A LONG-awaited independent report into an extensive review of hospital services will not be released until after May’s General Election, it has been revealed.

The project, which will rearrange which services are delivered at Redditch's Alexandra Hospital, has been in progress since 2012 and was originally planned to be fully complete by the end of last year.

But the revamp, which also affects the county’s other acute hospitals, Worcestershire Royal and Kidderminster Hospital, has been plagued by delays including the announcement last year that the West Midlands Clinical Senate was to examine the plans and put together an independent report.

Although it was previously planned this report would be presented in February, in a letter to Redditch Borough Council chief executive Kevin Dicks dated Thursday, March 19 the clinical senate’s chairman Dr David Hegarty confirmed it would now not be released until after the pre-election purdah period.

In the letter Dr Hegarty said he and his colleagues considered it would be “inappropriate” to publish the report while purdah was in place.

“The purpose of the report is to offer independent advice to the Future of Acute Hospital Services in Worcestershire Programme Board on the developing proposals for future service models,” he wrote.

“Any final proposals that the Programme Board chooses to make will be subject to public consultation.

“We recognise that this unavoidable delay may be disappointing.

“We look forward to the Future of Acute Hospital Services in Worcestershire Programme Board publishing the findings of the review once the purdah period, for both the local and national elections, has ended."

Purdah is the period immediately before an election during which civil servants and politicians are restricted from making long-term decisions which may be reversed by the following government.

Although the pre-General Election purdah period does not begin until Monday, March 30, notice of local election in Redditch and Bromsgrove was posted on Monday, March 16, meaning the period in the district began this month.

Neal Stote, from the Save the Alex campaign, has written to Dr Hagerty questioning the use of purdah as an excuse and has requested that conclusions into the clinical model known as modified option 1 (recommended by the independent clinical review panel in January 2014) be made public.

Mr Stote said: “The sustainability of services are increasingly being brought into question, a further delay is not only disappointing but could be critical to the future service retention at the Alexandra Hospital. "For faceless bureaucrats in the offices of NHS England to block publication of this report can only mean one thing, that West Midlands Clinical Senate have concluded modified option 1 does not work.

"In which case the option for another provider or providers to take over and run hospitals in Worcestershire is back on the table, an option which should never been ruled out in the first place.”

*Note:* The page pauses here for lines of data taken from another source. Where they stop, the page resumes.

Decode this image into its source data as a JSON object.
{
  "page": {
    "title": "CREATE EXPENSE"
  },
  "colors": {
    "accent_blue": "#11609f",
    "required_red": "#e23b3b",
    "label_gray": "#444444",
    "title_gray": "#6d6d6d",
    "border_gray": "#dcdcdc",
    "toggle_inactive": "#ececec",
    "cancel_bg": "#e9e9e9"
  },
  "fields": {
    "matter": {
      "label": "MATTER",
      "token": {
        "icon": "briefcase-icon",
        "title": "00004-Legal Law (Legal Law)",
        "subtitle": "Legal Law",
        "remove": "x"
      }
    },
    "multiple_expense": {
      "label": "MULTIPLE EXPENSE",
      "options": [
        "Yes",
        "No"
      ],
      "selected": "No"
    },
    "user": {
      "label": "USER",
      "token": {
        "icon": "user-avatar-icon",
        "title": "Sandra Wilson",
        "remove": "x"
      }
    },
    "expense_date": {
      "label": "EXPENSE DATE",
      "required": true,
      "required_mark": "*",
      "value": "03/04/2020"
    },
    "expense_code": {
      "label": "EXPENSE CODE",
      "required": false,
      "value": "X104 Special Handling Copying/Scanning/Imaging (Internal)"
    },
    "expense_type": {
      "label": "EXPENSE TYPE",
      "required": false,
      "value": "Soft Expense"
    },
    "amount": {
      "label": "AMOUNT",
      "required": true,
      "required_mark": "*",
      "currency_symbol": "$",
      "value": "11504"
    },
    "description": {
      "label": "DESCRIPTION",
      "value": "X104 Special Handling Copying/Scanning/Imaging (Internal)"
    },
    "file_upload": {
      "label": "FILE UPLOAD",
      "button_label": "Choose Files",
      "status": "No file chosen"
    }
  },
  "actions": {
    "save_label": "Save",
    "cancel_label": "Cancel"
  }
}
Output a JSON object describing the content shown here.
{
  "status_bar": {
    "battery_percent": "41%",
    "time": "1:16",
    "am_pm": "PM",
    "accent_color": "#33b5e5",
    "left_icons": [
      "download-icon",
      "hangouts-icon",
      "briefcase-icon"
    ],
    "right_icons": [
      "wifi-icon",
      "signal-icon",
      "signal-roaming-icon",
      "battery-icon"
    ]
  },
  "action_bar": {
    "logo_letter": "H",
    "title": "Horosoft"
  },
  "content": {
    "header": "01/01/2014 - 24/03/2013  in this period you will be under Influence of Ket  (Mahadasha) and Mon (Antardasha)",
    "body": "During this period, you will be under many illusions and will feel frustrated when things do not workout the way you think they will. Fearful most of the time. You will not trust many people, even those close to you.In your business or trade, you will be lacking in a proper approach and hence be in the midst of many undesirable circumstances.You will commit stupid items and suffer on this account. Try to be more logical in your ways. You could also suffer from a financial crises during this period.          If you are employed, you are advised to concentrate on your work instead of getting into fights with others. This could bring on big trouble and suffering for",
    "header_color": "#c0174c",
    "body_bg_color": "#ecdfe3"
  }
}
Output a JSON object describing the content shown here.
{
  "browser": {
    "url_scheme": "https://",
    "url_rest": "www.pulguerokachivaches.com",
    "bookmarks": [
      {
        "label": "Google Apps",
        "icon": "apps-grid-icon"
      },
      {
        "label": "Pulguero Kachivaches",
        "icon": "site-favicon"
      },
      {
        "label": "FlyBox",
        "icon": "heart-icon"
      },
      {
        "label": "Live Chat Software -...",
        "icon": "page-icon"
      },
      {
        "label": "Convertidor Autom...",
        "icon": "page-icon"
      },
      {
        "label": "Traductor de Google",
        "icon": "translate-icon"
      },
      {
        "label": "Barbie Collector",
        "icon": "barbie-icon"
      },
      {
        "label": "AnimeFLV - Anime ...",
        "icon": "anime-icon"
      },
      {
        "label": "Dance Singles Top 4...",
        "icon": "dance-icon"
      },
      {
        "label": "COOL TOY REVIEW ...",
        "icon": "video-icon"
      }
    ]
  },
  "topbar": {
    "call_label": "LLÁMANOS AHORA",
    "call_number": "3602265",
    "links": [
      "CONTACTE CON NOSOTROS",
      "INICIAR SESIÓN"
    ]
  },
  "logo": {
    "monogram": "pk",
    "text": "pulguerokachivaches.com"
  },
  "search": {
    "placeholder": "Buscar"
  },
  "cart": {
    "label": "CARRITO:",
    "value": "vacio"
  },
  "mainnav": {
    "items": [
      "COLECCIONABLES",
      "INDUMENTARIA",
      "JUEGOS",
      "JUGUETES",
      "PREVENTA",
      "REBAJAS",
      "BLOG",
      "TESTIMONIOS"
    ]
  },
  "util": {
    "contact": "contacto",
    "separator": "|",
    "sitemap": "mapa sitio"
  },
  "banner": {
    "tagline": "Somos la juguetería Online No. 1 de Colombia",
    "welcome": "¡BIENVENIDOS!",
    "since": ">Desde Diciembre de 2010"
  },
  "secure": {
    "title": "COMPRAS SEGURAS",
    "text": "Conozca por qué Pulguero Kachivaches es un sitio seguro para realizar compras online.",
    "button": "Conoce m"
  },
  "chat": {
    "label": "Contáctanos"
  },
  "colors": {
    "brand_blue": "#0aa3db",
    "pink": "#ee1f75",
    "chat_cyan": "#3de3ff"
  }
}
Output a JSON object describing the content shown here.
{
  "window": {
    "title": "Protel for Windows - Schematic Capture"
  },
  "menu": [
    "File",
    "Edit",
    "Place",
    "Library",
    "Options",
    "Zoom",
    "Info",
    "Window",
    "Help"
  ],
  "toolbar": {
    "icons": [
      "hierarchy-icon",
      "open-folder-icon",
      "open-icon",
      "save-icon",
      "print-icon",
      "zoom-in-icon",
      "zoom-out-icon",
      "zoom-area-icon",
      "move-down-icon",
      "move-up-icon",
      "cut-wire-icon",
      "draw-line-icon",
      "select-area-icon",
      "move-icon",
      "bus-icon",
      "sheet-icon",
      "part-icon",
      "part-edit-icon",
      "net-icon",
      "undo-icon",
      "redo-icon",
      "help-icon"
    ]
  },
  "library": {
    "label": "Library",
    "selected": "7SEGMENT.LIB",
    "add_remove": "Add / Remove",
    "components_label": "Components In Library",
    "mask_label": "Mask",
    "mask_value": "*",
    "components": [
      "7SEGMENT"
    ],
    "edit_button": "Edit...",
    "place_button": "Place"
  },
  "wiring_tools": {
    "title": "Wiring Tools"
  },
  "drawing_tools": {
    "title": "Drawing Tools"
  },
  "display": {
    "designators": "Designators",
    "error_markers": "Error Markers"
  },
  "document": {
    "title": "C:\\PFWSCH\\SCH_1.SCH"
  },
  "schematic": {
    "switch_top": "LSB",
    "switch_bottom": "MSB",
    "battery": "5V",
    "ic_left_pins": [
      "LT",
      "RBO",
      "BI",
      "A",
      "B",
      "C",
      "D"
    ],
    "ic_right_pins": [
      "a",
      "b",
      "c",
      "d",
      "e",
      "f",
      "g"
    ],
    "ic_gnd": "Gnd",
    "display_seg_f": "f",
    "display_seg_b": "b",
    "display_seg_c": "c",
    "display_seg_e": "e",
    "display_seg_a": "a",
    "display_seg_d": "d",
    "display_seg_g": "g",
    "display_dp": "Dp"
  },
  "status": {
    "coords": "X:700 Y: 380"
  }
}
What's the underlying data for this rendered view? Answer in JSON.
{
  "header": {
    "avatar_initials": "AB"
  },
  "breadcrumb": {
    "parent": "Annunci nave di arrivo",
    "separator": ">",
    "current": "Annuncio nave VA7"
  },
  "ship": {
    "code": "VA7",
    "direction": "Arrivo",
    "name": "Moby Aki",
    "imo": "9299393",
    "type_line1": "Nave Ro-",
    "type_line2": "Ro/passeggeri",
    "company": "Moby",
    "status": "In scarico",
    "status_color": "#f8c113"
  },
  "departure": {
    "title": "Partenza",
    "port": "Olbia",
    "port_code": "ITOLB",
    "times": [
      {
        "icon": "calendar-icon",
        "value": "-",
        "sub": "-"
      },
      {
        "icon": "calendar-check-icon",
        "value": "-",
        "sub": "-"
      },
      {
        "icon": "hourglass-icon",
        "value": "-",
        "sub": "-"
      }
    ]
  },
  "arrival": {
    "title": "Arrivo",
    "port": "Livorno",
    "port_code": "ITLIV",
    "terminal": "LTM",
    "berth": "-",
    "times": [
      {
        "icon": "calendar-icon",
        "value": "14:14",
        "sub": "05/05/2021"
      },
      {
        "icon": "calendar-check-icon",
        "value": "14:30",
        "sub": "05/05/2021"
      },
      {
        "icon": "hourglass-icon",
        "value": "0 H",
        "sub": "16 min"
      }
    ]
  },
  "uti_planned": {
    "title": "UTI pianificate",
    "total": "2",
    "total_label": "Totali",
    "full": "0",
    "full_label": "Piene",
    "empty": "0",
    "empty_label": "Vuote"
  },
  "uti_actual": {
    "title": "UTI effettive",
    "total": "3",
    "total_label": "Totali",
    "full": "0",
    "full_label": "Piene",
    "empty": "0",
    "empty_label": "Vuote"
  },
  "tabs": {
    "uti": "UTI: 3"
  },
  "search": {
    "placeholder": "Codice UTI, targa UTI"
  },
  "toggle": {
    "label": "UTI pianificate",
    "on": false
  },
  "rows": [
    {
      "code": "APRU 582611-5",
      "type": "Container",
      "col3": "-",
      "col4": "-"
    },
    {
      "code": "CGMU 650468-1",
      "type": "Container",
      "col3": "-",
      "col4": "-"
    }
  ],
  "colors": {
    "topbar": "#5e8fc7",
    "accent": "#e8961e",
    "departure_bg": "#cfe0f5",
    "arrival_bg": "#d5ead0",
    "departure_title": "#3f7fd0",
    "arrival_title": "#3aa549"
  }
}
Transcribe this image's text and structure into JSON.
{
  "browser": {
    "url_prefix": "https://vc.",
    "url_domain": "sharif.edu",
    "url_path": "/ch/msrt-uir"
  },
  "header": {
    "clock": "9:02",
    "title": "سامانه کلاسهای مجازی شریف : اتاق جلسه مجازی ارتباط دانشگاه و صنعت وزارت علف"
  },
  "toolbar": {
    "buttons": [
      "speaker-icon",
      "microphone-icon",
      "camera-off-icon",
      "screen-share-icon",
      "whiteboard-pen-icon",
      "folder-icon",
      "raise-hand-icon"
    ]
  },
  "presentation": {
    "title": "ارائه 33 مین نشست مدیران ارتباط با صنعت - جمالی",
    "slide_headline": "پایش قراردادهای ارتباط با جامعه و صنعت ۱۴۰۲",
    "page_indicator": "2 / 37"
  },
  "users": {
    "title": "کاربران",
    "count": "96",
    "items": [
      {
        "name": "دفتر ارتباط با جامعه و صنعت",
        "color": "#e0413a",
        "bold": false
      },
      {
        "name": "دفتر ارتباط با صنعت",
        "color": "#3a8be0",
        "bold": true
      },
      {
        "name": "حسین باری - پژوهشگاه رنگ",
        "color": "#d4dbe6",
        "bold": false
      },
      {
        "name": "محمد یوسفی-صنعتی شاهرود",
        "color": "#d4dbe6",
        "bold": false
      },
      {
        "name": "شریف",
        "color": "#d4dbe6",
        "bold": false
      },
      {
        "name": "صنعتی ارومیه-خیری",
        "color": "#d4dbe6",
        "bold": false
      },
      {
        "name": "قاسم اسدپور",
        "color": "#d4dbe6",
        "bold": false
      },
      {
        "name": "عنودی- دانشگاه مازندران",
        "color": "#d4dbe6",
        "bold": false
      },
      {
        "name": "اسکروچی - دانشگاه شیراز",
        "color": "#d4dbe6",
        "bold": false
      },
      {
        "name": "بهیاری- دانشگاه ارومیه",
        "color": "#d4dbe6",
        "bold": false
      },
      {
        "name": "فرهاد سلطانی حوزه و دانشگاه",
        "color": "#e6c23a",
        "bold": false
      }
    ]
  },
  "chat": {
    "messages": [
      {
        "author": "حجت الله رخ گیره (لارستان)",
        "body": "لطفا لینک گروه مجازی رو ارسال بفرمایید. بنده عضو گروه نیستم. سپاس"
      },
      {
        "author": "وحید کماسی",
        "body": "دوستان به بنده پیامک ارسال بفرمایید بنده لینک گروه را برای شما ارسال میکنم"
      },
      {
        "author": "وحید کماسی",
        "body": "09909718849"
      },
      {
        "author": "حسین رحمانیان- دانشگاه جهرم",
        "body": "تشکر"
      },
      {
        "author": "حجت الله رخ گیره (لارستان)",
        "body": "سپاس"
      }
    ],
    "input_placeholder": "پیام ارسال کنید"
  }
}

The project is intended to allow Worcestershire Acute Hospitals Trust to continue to offer the best quality care to as many patients as possible in the face of increased lifespans, falling budgets and increased demand.

The modified version of option 1 involves the creation of a networked emergency centre at the Alex Hospital, the centralisation of maternity services at Worcestershire Royal Hospital and paediatric inpatients would be centralised in Worcester but a day-time consultant-led paediatric assessment unit at the Alex would accept referrals from GPs and other professionals.

Option 2, the one preferred by campaigners and local MPS, would have seen another provider, one consideration being University Hospitals Birmingham, take over services at the Alex Hospital.

Last year it was announced a public consultation into the plans, previously slated for September 2014, would also not be held until after the General Election.